Generally, physical and relaxation therapies are safe.  However, some complementary medicines (like herbs, mega-vitamins, and other dietary supplements) can be dangerous, particularly for people who have liver disease. Many people use complementary medicines because they believe that it’s “natural” and therefore healthy and harmless.  But natural does not equal healthy or safe.  Poison ivy is natural, but it’s certainly not harmless.

Unlike conventional medical treatments – which are tested and regulated by the FDA (Food and Drug Administration) – most complementary therapies have undergone very little, if any, scientific study.  And since herbal medicines are not subject to the same regulations as prescription medicines, the amount of medication in a pill or other quantity of herbal medicine can vary in potency by five, ten or one hundred fold from one brand to another and there’s no way of you knowing what that factor is.
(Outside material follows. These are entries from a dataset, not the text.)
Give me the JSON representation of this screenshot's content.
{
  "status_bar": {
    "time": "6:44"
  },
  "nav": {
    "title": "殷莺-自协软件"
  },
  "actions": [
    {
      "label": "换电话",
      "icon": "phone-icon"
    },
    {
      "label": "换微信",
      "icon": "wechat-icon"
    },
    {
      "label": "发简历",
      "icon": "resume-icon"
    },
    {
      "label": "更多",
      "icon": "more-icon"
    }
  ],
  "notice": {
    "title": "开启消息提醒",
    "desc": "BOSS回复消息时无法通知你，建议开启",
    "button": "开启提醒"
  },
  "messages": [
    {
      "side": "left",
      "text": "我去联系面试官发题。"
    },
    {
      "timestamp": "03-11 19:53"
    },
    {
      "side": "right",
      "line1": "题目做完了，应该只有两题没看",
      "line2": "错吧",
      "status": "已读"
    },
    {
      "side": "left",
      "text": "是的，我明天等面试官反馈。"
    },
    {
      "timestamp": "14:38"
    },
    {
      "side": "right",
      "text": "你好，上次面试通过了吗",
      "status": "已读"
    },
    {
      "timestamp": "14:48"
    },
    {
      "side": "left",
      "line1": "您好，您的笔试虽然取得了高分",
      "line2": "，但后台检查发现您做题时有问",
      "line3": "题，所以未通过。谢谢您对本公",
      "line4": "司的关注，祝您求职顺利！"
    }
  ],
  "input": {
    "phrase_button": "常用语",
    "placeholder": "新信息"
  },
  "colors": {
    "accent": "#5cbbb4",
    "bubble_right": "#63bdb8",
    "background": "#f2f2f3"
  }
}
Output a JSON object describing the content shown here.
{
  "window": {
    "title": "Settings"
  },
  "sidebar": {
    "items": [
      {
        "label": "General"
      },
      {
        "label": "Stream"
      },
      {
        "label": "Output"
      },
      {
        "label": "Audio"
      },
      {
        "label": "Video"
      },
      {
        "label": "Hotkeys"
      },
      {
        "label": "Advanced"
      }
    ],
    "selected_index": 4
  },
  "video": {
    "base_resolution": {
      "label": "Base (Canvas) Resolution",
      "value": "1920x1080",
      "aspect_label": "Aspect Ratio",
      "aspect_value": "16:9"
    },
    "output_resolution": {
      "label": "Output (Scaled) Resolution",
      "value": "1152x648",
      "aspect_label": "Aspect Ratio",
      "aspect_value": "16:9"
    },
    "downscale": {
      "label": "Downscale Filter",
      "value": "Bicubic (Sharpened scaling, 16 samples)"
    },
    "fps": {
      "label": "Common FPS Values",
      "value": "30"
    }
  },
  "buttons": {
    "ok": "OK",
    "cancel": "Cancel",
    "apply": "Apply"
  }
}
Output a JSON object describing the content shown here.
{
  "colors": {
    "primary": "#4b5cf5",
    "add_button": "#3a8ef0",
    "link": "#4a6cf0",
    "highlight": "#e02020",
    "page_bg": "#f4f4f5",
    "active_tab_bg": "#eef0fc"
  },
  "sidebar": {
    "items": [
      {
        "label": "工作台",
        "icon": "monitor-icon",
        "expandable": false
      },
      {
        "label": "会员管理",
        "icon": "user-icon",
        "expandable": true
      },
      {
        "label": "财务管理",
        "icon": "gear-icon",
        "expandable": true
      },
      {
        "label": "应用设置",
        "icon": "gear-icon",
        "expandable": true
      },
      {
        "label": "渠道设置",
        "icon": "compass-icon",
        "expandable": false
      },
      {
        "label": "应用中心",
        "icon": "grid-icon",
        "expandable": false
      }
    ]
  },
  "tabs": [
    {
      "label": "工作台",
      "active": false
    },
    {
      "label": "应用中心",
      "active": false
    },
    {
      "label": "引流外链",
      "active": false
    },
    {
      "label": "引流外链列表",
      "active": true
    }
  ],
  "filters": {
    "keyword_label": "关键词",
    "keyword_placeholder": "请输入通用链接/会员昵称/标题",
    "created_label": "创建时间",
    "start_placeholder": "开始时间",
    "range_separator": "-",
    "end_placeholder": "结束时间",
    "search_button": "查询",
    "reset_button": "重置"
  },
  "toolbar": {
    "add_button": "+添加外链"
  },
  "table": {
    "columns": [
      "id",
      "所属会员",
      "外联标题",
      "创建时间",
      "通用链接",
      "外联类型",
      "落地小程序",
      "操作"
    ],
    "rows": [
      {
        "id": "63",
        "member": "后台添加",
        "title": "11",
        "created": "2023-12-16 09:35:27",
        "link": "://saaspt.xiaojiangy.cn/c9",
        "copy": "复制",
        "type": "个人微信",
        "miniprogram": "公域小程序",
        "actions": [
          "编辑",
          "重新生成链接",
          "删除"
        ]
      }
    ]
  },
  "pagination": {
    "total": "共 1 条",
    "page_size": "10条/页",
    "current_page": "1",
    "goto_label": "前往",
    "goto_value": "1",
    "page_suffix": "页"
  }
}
So while some products may be safe others may actually pose significant risks – for example, by producing serious side effects or interacting badly with other medications you’re taking.

Studies have looked at the use of CAM among people with Hepatitis C.  A survey of 1,145 participants in the HALT-C (Hepatitis C Antiviral Long-Term Treatment Against Cirrhosis) trial found that 23 percent of participants were using a variety of herbal products, the most common being silymarin (milk thistle). Another study, which surveyed 120 adults with Hepatitis C, found that many used a variety of complementary health approaches, including multivitamins, herbal remedies, massage, deep breathing exercises, meditation, progressive relaxation, and yoga.

Fortunately, a greater effort is being made to find ways to evaluate the safety and effectiveness of various types of CAM through the National Center for Complementary and Integrative Health (NCCIH) – formerly called the National Center for Complementary and Alternative Medicine – a center of the National Institutes of Health (NIH).

The following section summarizes some key findings from the NCCIH about the use of dietary supplements in people with Hepatitis C:

  • No dietary supplement has been shown to be effective for Hepatitis C or its complications.
  • The results of research supported by the NIH have shown that silymarin, the active extract of milk thistle – and the most popular complementary health product taken by people with liver disease – was no more effective than placebo in people with Hepatitis C.
    • A 2012 controlled clinical trial showed that two higher-than-usual doses of silymarin were no better than placebo in reducing the high blood levels of an enzyme that indicates liver damage.  In the study, 154 people who hadn’t responded to standard antiviral treatment for chronic Hepatitis C were randomly assigned to receive 420 mg of silymarin, 700 mg of silymarin, or placebo three times per day for 24 weeks.  At the end of the treatment period, blood levels of the enzyme that indicates liver damage were similar in all three groups. Refer here for more information.
  • Colloidal silver is sometimes promoted for treating Hepatitis C, but there’s currently no research to support its use for this purpose, and it is not safe.  Colloidal silver can cause serious side effects, including a permanent bluish discoloration of the skin called argyia.
  • Research on other dietary supplements for Hepatitis C, such as zinc, licorice root (or its extract glycyrrhizin), SAMe, and lactoferrin, is in its early stages, and no firm conclusions can be reached about the potential effectiveness of these supplements.

For more detailed information about Hepatitis C and complementary therapies, you can visit the NCCIH website.

This page has been updated and medically reviewed September 2015.